Таким образом, сущность, или природа, о которой идет речь — как в отношении человека, так и Бога, — не существует вне отдельных личностей, но только лишь благодаря им. Личности ипостазируют сущность, дают ей ипостась, то есть реальное и конкретное существование. Природа не обладает бытием иначе как в личностях; личности представляют собой модус существования природы.
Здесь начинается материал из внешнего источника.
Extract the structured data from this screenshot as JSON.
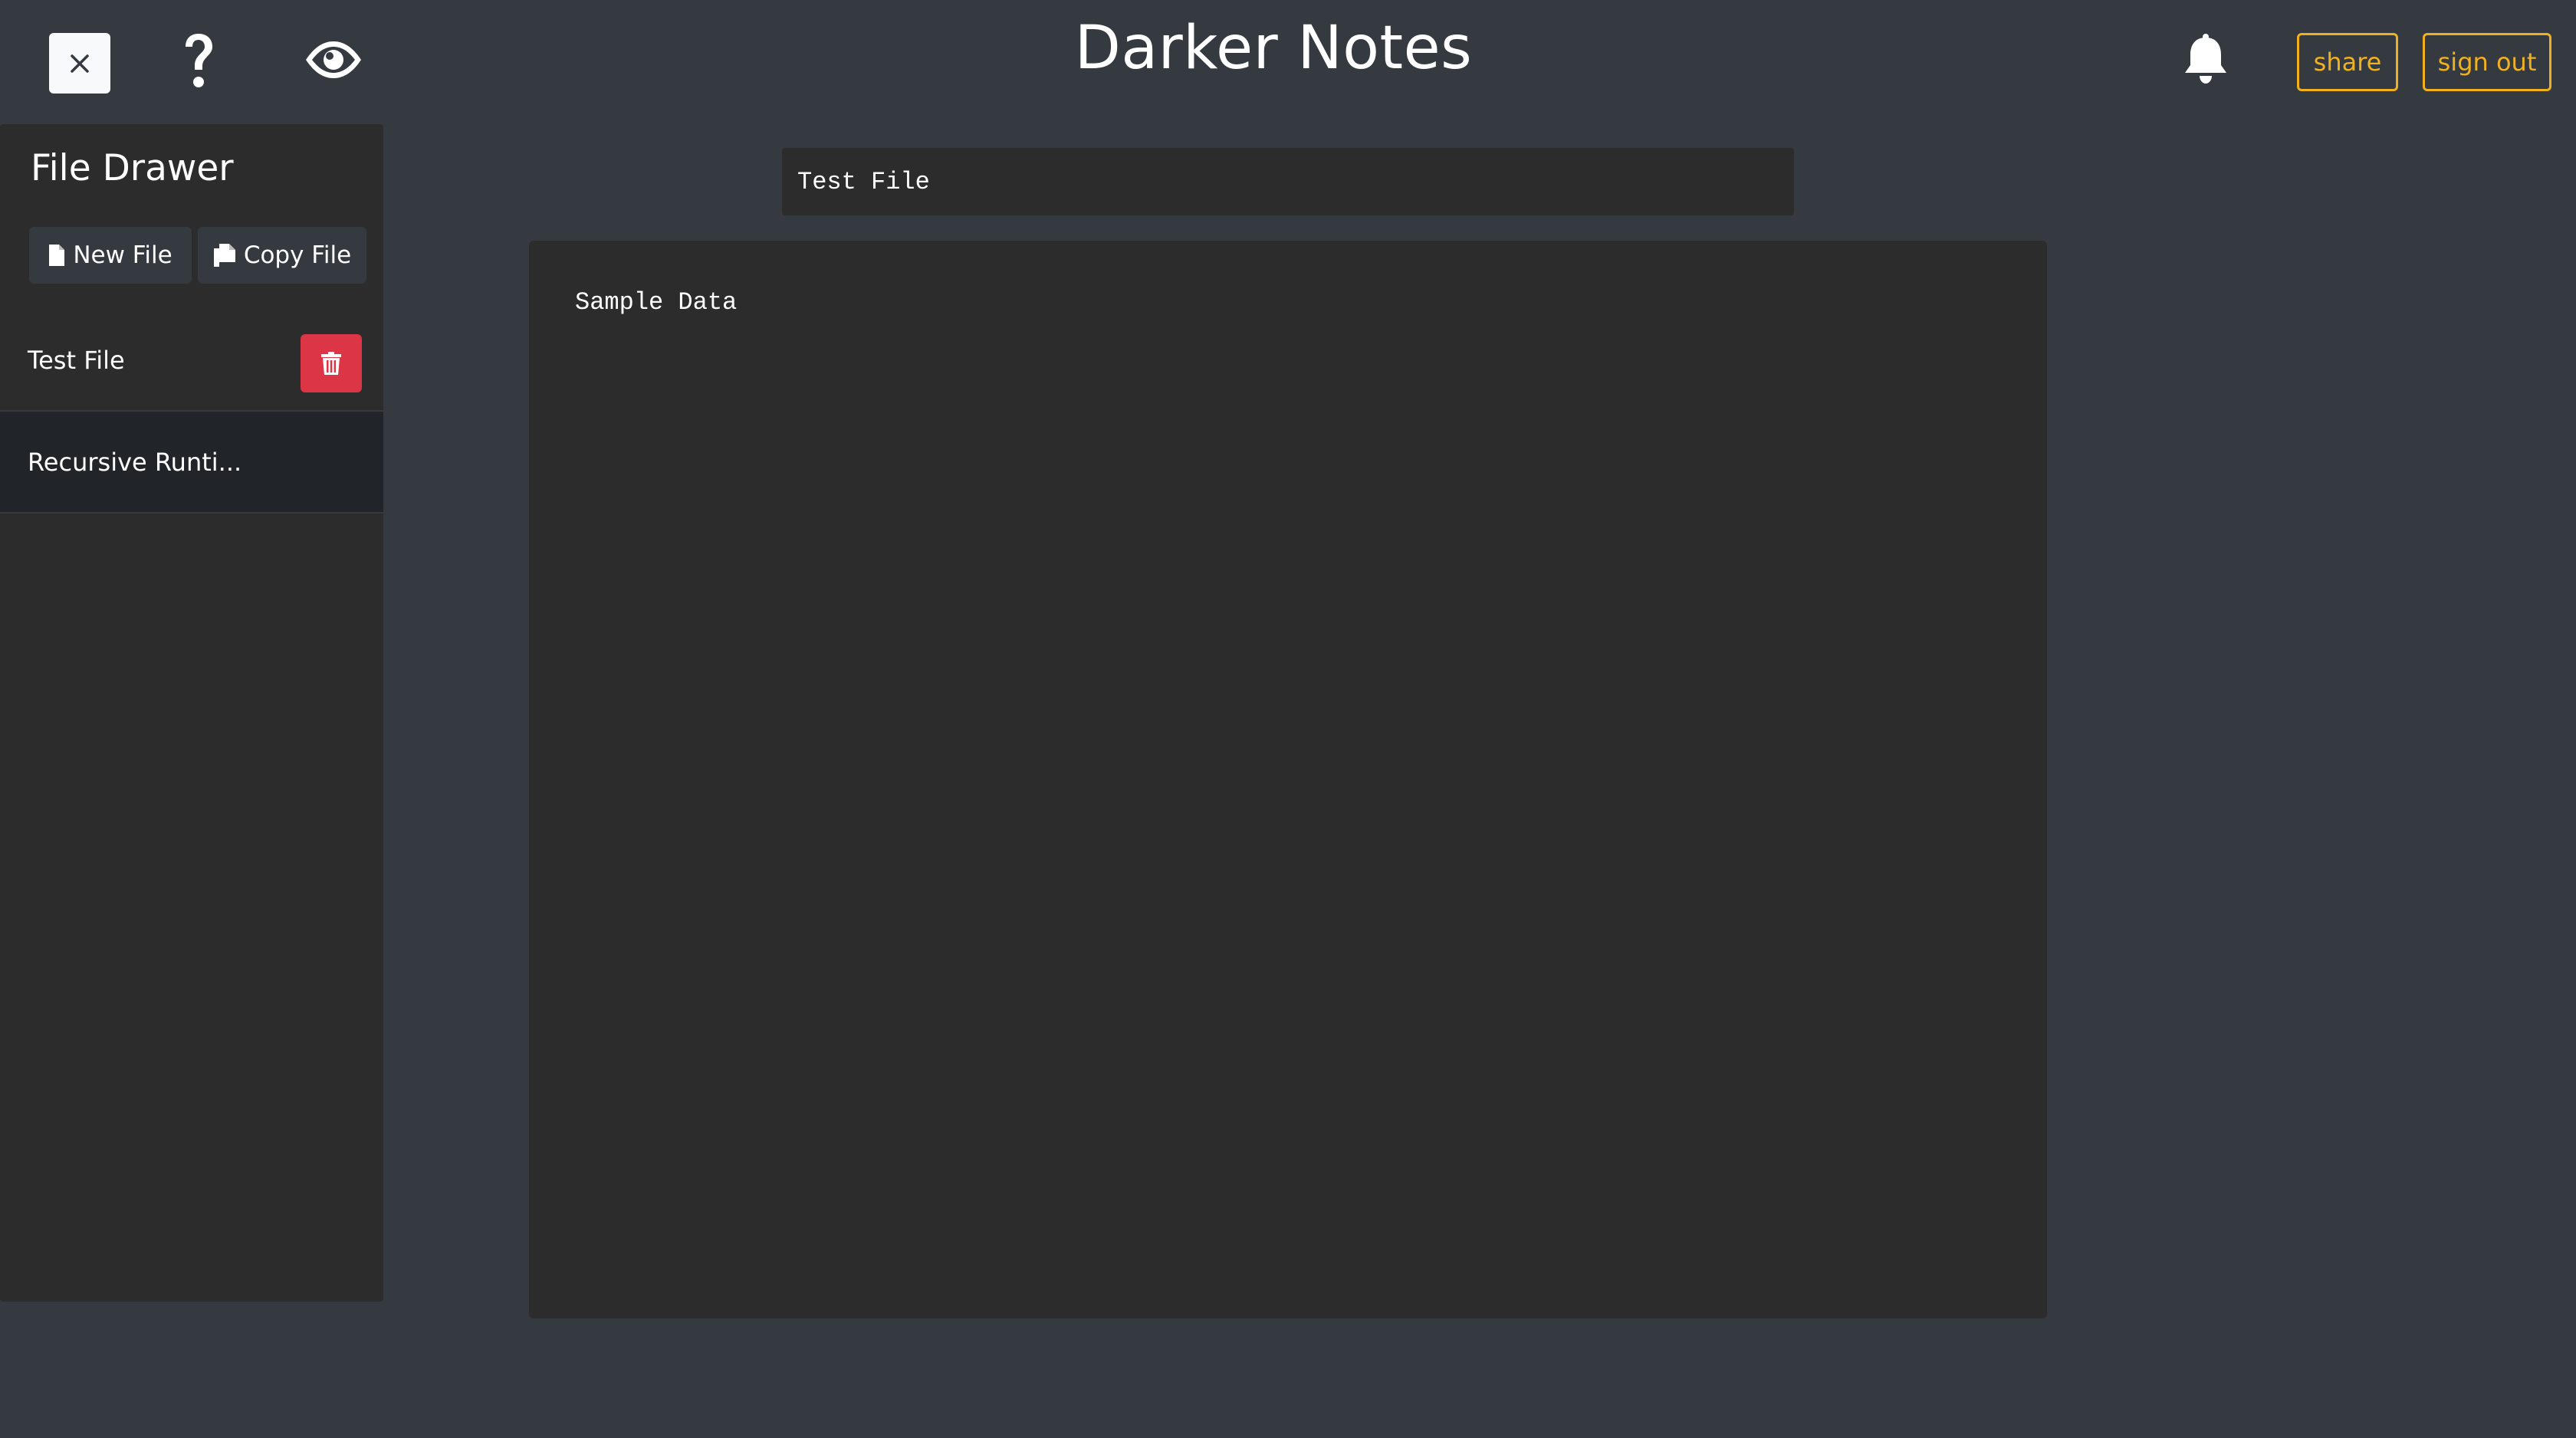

Это не означает, тем не менее, что сущность есть просто абстрактное понятие (будь то «божественность» или «человечность»), образующееся в нашем сознании как некое резюме общих качеств и свойств. Да, мы говорим, что природа не существует вне своих конкретных воплощений в отдельных ипостасях. Тем не менее, каждый из нас, людей, вполне реально ощущает разницу между своей личностью и своей природой, или сущностью. Часто мы осознаем в себе одновременное присутствие двух желаний, двух волевых импульсов, двух потребностей, каждая из которых требует удовлетворения. Одно из этих проявлений выражает наш свободный выбор, наше личностное предпочтение, в то время как другое представляет собой естественное, природное влечение. Оно может входить в противоречие с нашими сознательными стремлениями, выступая как некая безличная сила (наподобие инстинкта) и действуя помимо нашей воли и рассудка. На эту внутреннюю противоречивость человека указывает Апостол Павел в Послании к Римлянам:

«Не понимаю, что делаю; потому что не то делаю, что хочу, а что ненавижу, то делаю… Желание добра есть во мне, но чтобы сделать оное, того не нахожу. Доброго, которого хочу, не делаю, а злое, которого не хочу, делаю… По внутреннему человеку нахожу удовольствие в законе Божием; но в членах моих вижу иной закон, противоборствующий закону ума моего…»

(Рим.7, 15-23).

В свое время мы попытаемся рассмотреть глубже проблему «бунта» природы человека против его личности, проблему стремления естества к самоутверждению и самодостаточности, его нежелания выражать себя через личностную свободу. Тогда мы увидим, что этот разрыв между природой и ипостасью составляет трагедию («грех») человеческого существования, последним следствием которой является смерть. Но в данный момент нас интересует само понятие сущности, или природы. Мы исследуем его на примере человека и видим, что здесь природа выступает как экзистенциальная оппозиция личностной свободе. Что же касается Бога, у нас нет никаких данных, позволяющих проникнуть в Его Сущность; мы можем лишь предполагать, что в Боге отсутствует противостояние между Природой и Лицом, поскольку в Нем нет ни смерти, ни греха. Осмелимся высказать утверждение (насколько ограниченные возможности человеческого языка вообще позволяют утверждать что-либо относительно подобных предметов), что полнота бытия Божественной Сущности находится в совершенной гармонии со свободой Божественных Ипостасей, так что Они обладают одной общей волей и одним действием. Единство внутренней жизни Троицы нерушимо. Речь идет о единстве как природы, так и личностной свободы — той свободы, что преобразует единение по естеству в Любовь. Божественное Бытие есть Любовь. Но что представляет собой ипостазированная в трех Лицах Сущность Божества сама по себе, мы знать не можем: это таинство превосходит не только возможности нашего языка, но и нашу способность восприятия, а также границы нашего опыта. Мы в состоянии говорить лишь о неизреченной глубине внутренней жизни Троицы, о непостижимой и сокровенной тайне Божественной Сущности.